Tom Piazza's short story collection Blues and Trouble, for which he won a James Michener Award, is the debut of an exciting and original new presence in American fiction. Set in Memphis, Florida, New York, New Orleans, and elsewhere, these twelve stories echo voices from Ernest Hemingway to Robert Johnson to Jimmie Rodgers in their powerful imagery and keen eye for the truth. A tough and haunting vision of a land where the social, emotional, and spiritual ground shifts constantly underfoot, Blues and Trouble is a work of both masterful craft and raw, rare beauty.
Tom Piazza is the author of ten books, the most recent of which is "Devil Sent The Rain: Music and Writing in Desperate America," a collection of essays and journalism on music, literature and politics.
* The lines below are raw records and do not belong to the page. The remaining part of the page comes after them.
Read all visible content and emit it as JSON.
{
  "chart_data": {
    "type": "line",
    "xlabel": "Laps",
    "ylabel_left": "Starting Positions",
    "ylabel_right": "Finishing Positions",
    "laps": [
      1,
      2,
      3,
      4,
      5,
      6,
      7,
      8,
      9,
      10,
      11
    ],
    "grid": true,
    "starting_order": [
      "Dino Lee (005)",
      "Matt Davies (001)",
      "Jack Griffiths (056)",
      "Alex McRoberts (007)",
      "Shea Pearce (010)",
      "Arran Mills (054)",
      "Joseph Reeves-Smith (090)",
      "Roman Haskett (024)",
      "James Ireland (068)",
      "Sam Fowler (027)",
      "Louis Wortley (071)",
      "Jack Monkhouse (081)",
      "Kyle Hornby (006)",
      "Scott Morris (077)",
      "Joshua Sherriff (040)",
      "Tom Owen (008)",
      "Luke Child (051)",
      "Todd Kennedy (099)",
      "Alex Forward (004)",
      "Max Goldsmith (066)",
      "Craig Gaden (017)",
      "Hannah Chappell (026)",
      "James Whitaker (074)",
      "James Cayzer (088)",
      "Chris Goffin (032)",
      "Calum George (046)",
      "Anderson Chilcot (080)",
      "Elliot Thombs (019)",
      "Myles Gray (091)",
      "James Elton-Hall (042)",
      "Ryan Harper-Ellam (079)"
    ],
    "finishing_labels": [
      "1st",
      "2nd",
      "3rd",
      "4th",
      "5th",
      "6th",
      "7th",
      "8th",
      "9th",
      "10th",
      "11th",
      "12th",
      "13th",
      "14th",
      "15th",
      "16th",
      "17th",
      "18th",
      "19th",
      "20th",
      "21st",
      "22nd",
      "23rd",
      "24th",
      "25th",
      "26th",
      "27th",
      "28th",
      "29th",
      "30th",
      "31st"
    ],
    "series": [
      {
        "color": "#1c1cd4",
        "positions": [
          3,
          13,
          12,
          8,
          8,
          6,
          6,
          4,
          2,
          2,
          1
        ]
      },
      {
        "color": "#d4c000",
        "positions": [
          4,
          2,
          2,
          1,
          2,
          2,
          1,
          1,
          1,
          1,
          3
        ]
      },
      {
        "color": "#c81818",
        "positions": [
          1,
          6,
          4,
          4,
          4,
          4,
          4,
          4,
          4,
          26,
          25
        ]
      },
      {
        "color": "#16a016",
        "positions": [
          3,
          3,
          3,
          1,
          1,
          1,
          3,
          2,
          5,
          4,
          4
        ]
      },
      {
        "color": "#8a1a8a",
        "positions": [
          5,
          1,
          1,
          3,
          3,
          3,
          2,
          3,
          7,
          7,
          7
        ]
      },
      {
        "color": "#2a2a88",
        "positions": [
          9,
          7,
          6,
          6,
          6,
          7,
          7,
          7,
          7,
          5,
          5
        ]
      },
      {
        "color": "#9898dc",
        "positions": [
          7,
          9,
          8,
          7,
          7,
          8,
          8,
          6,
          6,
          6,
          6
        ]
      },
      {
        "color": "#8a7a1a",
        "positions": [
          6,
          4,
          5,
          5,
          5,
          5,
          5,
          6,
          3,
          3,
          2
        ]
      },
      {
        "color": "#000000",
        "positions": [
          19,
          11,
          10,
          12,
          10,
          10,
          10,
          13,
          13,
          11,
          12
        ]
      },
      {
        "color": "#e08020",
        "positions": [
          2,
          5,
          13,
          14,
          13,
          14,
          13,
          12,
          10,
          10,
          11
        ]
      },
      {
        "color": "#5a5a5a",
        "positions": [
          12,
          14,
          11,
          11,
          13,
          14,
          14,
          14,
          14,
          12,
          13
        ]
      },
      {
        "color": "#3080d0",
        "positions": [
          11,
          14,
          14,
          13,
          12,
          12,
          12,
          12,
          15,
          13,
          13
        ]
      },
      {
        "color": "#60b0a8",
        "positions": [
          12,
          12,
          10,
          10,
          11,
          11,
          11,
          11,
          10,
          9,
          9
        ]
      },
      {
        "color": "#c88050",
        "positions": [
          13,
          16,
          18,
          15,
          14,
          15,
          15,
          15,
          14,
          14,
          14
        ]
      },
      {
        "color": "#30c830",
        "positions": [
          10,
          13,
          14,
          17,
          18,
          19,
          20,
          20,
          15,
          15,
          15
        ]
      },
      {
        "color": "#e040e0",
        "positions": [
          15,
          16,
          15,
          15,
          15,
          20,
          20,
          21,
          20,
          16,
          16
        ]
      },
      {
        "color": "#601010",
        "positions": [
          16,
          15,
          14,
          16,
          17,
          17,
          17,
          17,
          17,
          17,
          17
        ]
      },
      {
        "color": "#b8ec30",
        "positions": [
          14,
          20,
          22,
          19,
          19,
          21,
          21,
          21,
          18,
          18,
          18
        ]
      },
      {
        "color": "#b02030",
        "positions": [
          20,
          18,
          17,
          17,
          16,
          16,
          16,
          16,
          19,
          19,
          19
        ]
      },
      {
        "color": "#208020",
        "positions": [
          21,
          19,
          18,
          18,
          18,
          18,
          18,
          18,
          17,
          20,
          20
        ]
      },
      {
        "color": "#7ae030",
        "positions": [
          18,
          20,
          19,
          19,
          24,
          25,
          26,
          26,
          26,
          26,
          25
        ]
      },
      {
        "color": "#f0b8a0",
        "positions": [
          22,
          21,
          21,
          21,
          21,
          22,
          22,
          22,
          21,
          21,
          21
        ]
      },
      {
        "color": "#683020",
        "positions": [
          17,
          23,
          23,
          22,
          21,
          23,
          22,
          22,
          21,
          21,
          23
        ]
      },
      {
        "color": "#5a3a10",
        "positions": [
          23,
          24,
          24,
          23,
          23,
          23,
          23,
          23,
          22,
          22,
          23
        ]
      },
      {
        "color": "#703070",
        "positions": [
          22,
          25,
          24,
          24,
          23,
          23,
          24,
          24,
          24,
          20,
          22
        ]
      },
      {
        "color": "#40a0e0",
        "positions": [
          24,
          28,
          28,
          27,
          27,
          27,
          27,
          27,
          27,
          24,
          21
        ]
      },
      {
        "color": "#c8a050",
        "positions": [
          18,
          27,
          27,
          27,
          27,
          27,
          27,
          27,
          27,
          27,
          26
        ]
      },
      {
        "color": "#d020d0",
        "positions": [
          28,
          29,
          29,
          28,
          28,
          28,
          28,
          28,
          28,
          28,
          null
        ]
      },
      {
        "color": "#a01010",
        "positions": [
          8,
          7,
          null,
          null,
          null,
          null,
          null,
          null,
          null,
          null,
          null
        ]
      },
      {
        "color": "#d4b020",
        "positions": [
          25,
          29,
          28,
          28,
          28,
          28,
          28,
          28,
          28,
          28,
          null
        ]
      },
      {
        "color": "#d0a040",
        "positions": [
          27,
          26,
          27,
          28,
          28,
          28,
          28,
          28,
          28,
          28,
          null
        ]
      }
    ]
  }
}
His other books include the novel "City Of Refuge," which won the Willie Morris Award for Southern Fiction, and the post-Katrina classic "Why New Orleans Matters." His novel "My Cold War" won the Faulkner Society Award for the Novel, and his short-story collection "Blues and Trouble," won the James Michener Award for Fiction. He is currently a writer for the HBO series "Treme" and is at work on a new novel.
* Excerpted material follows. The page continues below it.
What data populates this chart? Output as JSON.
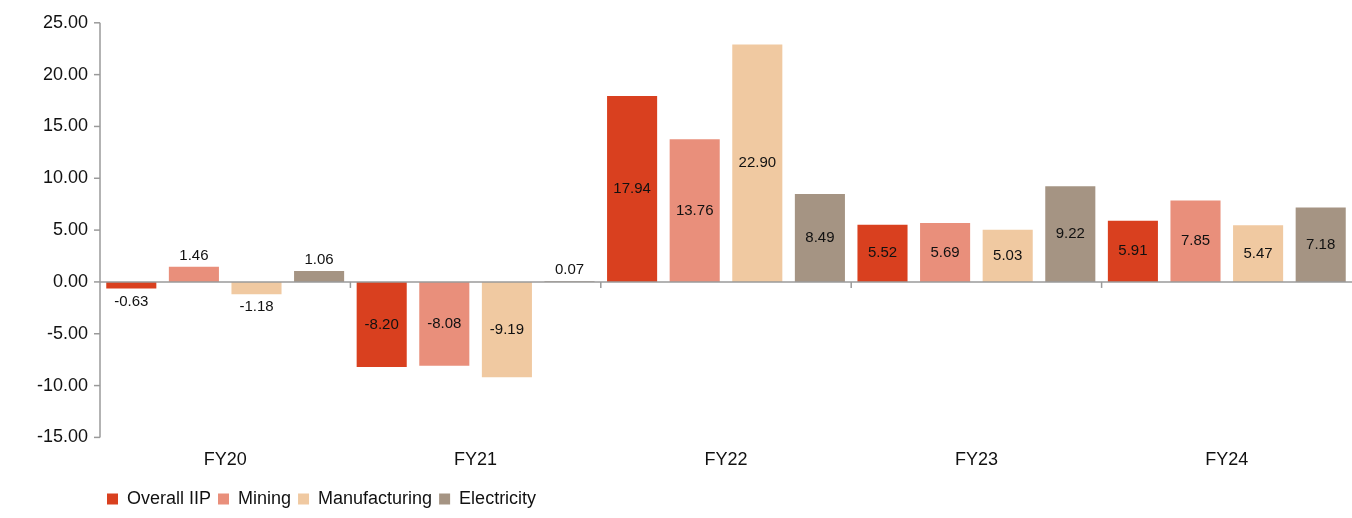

No less a literary critic than Bob Dylan has said, "Tom Piazza's writing pulsates with nervous electrical tension - reveals the emotions that we can't define." A well known writer on American music as well, Tom won a Grammy Award for his album notes to "Martin Scorsese Presents The Blues: A Musical Journey" and is a three-time winner of the ASCAP-Deems Taylor Award for Music Writing. His writing has appeared in The New York Times, The Atlantic, Bookforum, The Oxford American, Columbia Journalism Review, and many other periodicals. He is a graduate of the Iowa Writers' Workshop, and he lives in New Orleans.